The fear stems from several sources, but the strongest is
the abusive relationship I was in two years ago. In the beginning, my partner
often said that he appreciated my independence and my desire for autonomy.
Later on, he told me I had no rights in our relationship and that I was the
most selfish person he had ever known. When I did try to assert myself in that
relationship, the emotional abuse was immediate and horrific – diatribes and
alcohol-fueled rants lasted for hours and at the end of the eight months I
spent with him, the screaming sessions were interspersed with physical and
sexual assaults. Now when I even think about saying “I choose not to tolerate
this” my heart races and I tremble all over. Panic attacks and flashbacks
threaten and in order to keep peace, I end up saying nothing at all.

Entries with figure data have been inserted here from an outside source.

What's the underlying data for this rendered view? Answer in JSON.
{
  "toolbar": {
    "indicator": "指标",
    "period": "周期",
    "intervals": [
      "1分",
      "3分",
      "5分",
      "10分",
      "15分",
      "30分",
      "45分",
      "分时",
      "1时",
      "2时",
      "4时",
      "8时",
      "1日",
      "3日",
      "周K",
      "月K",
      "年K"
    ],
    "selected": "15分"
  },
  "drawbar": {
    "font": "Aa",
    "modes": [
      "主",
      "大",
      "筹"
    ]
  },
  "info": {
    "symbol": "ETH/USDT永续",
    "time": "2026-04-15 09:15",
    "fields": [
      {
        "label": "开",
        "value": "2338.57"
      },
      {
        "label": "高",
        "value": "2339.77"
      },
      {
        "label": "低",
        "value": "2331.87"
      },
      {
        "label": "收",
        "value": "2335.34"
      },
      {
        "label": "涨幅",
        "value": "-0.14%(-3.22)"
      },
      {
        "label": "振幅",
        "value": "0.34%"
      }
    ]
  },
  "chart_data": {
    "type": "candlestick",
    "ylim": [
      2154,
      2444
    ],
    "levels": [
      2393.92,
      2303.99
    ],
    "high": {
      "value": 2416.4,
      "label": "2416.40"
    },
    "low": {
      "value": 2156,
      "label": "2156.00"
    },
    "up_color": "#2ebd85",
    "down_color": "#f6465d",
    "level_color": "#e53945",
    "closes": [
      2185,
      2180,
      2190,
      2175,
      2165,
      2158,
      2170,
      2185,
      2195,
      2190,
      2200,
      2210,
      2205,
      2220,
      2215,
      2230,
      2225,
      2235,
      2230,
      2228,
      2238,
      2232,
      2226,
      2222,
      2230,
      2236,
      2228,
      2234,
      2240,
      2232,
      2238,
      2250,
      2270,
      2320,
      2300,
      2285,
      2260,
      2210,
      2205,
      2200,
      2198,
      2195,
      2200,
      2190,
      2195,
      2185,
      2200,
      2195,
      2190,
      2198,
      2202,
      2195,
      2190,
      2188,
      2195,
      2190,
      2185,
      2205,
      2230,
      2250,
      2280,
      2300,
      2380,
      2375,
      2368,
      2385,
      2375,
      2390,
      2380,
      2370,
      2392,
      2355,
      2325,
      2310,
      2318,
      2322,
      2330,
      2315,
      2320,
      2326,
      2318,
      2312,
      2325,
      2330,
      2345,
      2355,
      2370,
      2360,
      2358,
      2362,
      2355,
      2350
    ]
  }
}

This is a
kind of self-protection that is detrimental because it leaves me in anxiety
over the things that I did not have the courage to change.
Nearly everyone is familiar with the Serenity Prayer and how
it asks for the courage to change what can be changed along with the serenity
to accept what cannot be altered. I know that I can't change what others choose to do - they are free to exercise their will in their own lives. Their choices are their own, just as my responses are mine to determine. Where they are unhealthy I must change them – now I just need to find the courage to do it.